Sheldon Reservoir (San Jacinto River Basin)

Rare species in Sheldon Reservoir (Photo courtesy of Michael J. Grodowitz, USGS)Sheldon Reservoir is located two miles southwest of Sheldon and 16 miles east of downtown Houston in Harris County, on Carpenters Bayou, a tributary of the San Jacinto River. The reservoir was created in 1943 when the federal government built a dam to provide fresh water for shipbuilding and shipping industries on the Houston Ship Channel during World War II. After the war, management of the reservoir was assumed by the City of Houston. The city sold water to ship-channel industries until 1953, when that supply was replaced by water from Lake Houston.

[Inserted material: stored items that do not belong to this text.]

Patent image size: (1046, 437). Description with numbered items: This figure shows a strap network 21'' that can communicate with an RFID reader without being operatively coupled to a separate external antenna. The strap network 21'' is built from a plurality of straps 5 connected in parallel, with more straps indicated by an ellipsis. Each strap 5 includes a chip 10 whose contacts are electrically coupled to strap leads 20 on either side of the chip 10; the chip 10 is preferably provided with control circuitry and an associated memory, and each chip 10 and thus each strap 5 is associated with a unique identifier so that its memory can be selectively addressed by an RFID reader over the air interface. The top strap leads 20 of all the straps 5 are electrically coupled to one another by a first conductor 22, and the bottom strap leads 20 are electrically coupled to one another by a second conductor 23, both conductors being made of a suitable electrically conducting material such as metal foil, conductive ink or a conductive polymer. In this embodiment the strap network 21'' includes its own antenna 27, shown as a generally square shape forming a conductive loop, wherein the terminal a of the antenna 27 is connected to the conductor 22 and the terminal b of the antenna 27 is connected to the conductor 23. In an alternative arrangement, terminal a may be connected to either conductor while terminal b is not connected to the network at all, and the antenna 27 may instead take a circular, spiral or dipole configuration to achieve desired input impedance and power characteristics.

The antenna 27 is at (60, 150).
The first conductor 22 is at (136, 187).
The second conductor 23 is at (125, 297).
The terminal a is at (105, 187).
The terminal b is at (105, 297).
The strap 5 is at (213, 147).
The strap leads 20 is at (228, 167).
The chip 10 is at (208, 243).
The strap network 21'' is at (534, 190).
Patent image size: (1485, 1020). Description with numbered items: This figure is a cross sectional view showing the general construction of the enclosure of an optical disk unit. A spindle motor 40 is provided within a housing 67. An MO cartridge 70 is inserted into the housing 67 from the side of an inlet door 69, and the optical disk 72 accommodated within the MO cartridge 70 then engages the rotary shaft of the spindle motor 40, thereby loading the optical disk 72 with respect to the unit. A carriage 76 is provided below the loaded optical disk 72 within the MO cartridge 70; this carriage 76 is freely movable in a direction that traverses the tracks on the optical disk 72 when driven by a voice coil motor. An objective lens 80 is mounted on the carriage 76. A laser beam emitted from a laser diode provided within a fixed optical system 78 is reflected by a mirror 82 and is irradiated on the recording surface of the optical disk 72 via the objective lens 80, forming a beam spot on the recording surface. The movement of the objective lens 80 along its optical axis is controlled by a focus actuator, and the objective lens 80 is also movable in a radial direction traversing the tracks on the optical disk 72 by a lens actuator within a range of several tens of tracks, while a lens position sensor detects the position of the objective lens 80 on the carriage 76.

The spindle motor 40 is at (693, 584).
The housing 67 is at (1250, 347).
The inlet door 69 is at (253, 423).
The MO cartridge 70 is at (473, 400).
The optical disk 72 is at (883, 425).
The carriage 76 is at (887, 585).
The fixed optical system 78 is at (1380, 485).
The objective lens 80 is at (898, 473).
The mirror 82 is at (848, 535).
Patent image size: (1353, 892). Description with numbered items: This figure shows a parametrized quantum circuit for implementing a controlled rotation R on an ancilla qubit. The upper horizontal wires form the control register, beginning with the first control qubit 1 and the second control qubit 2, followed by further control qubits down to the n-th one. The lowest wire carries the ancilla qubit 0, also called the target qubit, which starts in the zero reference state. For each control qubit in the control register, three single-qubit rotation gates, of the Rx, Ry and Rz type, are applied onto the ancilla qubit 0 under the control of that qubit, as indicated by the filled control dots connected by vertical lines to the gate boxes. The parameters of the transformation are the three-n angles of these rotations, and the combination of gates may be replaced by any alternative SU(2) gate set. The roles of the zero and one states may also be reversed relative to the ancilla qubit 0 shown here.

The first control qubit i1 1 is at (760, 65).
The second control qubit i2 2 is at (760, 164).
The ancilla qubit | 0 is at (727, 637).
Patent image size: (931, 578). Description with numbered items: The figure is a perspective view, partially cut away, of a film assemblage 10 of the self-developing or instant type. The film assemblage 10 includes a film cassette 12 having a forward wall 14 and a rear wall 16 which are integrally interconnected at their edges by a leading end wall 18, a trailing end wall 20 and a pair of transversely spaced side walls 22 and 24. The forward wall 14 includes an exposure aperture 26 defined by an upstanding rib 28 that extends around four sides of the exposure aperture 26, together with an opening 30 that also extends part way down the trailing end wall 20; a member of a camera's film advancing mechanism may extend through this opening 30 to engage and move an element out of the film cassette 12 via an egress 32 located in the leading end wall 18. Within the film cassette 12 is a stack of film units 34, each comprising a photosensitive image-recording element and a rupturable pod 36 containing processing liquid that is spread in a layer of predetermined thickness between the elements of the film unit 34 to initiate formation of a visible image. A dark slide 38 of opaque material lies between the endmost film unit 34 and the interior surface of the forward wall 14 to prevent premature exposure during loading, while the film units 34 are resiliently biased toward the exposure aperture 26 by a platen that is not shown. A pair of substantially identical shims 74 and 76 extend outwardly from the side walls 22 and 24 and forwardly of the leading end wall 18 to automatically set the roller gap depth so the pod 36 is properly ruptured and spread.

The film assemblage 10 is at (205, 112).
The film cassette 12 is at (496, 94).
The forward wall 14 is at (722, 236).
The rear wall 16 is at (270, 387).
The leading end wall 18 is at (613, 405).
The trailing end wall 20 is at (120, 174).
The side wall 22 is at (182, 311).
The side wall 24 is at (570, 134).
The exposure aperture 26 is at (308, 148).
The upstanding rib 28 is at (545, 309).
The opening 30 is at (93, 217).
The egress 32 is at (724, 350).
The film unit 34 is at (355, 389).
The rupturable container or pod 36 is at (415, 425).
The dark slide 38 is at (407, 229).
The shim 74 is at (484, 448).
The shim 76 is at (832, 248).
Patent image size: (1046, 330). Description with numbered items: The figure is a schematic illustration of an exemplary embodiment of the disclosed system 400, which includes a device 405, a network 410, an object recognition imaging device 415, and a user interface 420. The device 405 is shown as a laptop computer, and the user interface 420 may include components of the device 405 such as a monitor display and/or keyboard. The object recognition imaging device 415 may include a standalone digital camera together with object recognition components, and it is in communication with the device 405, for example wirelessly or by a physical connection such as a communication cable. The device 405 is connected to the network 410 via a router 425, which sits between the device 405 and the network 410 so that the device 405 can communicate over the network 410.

In 1952, after the construction of the dam that creates Lake Houston, the city sold the reservoir to the Texas Parks and Wildlife Department for use as a waterfowl sanctuary and public fishing site. In 1984, land around the reservoir was designated the Sheldon State Wildlife Management Area, with funds allocated by the Sixty-seventh Texas Legislature. The reservoir is almost three miles long and is more than a mile wide. It drains an area of about 19 square miles. The ten-foot-high earth embankment, Sheldon Dam, has a spillway crest elevation of 50.5 feet above mean sea level. The reservoir has a capacity of 4,224 acre-feet and covers 1,244 acres, at this elevation.